34-letni mieszkaniec Rzeszowa podawał się za policjanta, chciał też przekupić funkcjonariuszy i proponował im marihuanę. Grozi mu do 10 lat więzienia.
Po raz pierwszy policjanci zatrzymali tego mężczyznę miesiąc temu w Solinie, gdy jechał samochodem pod drodze na której obowiązywał zakaz ruchu. Jak się okazało, 34-latek był pod wpływem marihuany, miał podrobione prawo jazdy, w jego aucie były narkotyki. Za odstąpienie od czynności służbowych, zaproponował funkcjonariuszom pieniądze i marihuanę.

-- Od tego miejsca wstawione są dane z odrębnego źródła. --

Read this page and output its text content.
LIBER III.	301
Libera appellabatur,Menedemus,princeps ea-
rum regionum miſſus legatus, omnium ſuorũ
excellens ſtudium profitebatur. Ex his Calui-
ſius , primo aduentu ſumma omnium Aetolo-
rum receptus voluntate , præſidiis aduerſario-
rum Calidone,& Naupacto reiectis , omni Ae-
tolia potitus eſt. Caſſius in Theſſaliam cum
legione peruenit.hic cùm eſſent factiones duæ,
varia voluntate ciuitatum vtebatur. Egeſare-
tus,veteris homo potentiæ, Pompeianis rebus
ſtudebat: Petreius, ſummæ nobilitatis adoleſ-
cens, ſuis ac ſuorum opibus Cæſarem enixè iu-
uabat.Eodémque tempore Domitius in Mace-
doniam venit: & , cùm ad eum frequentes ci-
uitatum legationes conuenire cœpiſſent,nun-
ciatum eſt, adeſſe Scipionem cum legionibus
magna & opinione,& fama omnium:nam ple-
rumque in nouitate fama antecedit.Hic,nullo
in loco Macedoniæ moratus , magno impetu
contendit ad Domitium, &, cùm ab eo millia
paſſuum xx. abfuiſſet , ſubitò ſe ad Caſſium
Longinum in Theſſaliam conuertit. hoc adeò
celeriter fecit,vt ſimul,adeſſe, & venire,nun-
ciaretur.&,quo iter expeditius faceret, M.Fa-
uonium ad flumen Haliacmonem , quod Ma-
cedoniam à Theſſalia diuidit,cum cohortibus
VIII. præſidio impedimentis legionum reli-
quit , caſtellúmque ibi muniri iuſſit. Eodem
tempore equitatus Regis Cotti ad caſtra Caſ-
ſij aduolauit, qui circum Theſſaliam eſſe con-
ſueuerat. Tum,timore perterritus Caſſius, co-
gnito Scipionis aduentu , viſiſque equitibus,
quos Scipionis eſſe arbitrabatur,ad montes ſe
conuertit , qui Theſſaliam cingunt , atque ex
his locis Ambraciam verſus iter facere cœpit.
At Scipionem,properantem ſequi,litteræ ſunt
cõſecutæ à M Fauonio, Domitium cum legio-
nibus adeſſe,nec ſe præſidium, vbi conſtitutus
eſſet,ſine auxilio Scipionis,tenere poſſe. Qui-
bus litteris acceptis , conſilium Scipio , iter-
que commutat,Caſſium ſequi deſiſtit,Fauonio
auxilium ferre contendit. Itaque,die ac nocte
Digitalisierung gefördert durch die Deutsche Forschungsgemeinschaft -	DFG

Kilka dni temu przyjechał na jedną z prywatnych posesji w Polańczyku, podając się za policjanta, przeszukał zaparkowany tam samochód i zdemontował z niego tablice rejestracyjne. Noc wcześniej także podszywając się za policjanta, zatrzymał kierowcę tego pojazdu i grożąc mu przedmiotem przypominającym broń, zażądał jego prawa jazdy. Powiedział, że zwróci dokument, gdy otrzyma 500 zł.
Mieszkaniec Rzeszowa usłyszał siedem zarzutów. Sąd zadecydował, że najbliższe trzy miesiące spędzi w areszcie.